A growing student body with an expanding campus complex demands converged IP telephony system.

As the vice president for information systems and business services at St. Petersburg College in southwest Florida, Conferlete Carney is actively involved in the school's evolution. Since 1927, the two-year junior college has grown into a full-fledged, four-year academic institution, serving more than 17,000 students from 10 sites in the Tampa Bay area.

Yet, the college's migration to four-year status is not the only evolutionary process Carney has witnessed. The college has begun a four-phase program to move from its traditional time-division multiplexing (TDM)-based telephony system into voice over Internet protocol (VoIP), an environment that delivers voice, data and video communications over a single converged network.

"Our decision," Carney says, "was based on the physical layout of our 10 campuses, a major expansion at our Seminole site, the education-specific features that voice over IP can deliver and analyzing the management costs of using just one network to handle both voice and data traffic. We wanted to avoid further TDM investment."

The move to VoIP was motivated by a significant reduction in the time and money spent in adding, removing and changing phone numbers. "Just the simplification of managing the voice network is enough reason to go to IP telephony. In a converged environment, a telephone can be plugged into the network anywhere on campus and keep the same phone number" explains Carney.

The VoIP network also increases the school's capacity to handle future voice and data traffic, and facilitates several advanced applications it plans to integrate into its network. For example, unified messaging can deliver messages through multiple media simultaneously, including wireless, e-mail and traditional voice mail.

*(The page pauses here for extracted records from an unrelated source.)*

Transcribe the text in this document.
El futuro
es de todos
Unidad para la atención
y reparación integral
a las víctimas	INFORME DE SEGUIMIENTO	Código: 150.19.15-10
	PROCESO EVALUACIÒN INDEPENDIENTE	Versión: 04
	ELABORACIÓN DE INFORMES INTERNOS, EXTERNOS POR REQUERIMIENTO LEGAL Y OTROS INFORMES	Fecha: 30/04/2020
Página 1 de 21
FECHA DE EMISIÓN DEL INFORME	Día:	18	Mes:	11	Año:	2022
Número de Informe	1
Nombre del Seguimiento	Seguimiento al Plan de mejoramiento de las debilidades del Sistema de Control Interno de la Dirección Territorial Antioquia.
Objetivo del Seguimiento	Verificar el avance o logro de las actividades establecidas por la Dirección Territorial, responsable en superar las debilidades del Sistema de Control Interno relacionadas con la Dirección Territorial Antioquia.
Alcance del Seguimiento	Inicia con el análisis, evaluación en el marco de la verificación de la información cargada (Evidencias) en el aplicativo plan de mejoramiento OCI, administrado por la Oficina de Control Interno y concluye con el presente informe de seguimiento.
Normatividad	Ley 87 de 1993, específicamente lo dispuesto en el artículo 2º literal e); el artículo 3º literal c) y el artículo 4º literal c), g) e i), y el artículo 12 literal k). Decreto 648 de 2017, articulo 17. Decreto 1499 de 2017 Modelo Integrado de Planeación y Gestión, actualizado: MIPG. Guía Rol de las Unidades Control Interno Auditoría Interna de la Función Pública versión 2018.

Through another application--E911--campus security personnel are instantly notified, and can conference into the call whenever someone on campus calls a local 911 agency. Campus security then works with local police, fire and other emergency services so that an incident is addressed promptly and correctly.

When evaluating each VoIP vendor, Carney and his staff weighed the interoperability factor, whether the VoIP platform would be able to operate reliably on the college's data network, comprised primarily of both Cisco and Extreme Networks routers and switches." We surmised that NEC's VoIP products were engineered to work in an open environment, which enables them to work successfully in virtually any infrastructure."

St. Petersburg College started the upgrade process by installing NEC's NEAX 2400 IPXs at three of its 10 sites, first deploying in strategic locations, such as remote offices and satellite facilities. Other locations are still using traditional circuit-switched telephony until the evolution is complete next year.

"The IPXs are unique in that they allow us to deploy both VoIP and TDM telephony, in any combination, where we need it," Carney says. "As we bring more of our campus toward this converged environment, the IPXs enable us to deliver more VoIP without disrupting the network."

The next challenge was the migration of some 2,000 legacy telephones into IP telephony instruments, capable of handling both existing and future needs." With some VoIP telephones costing in the neighborhood of $700 per unit, a total replacement of our instruments was economically unrealistic," says Jeff Rohrs, telecommunications manager at the college. "NEC provided us with IP adapters that plug into each phone, providing the IP connection for each unit, and they work just as well in TDM environments."

When it completes its evolution, St. Petersburg College will have a total VoIP network with IP telephones, soft phones that are installed on desktop and laptop computers, and wireless converged devices that deliver both voice and data connectivity enterprise-wide--without disrupting the current communications system.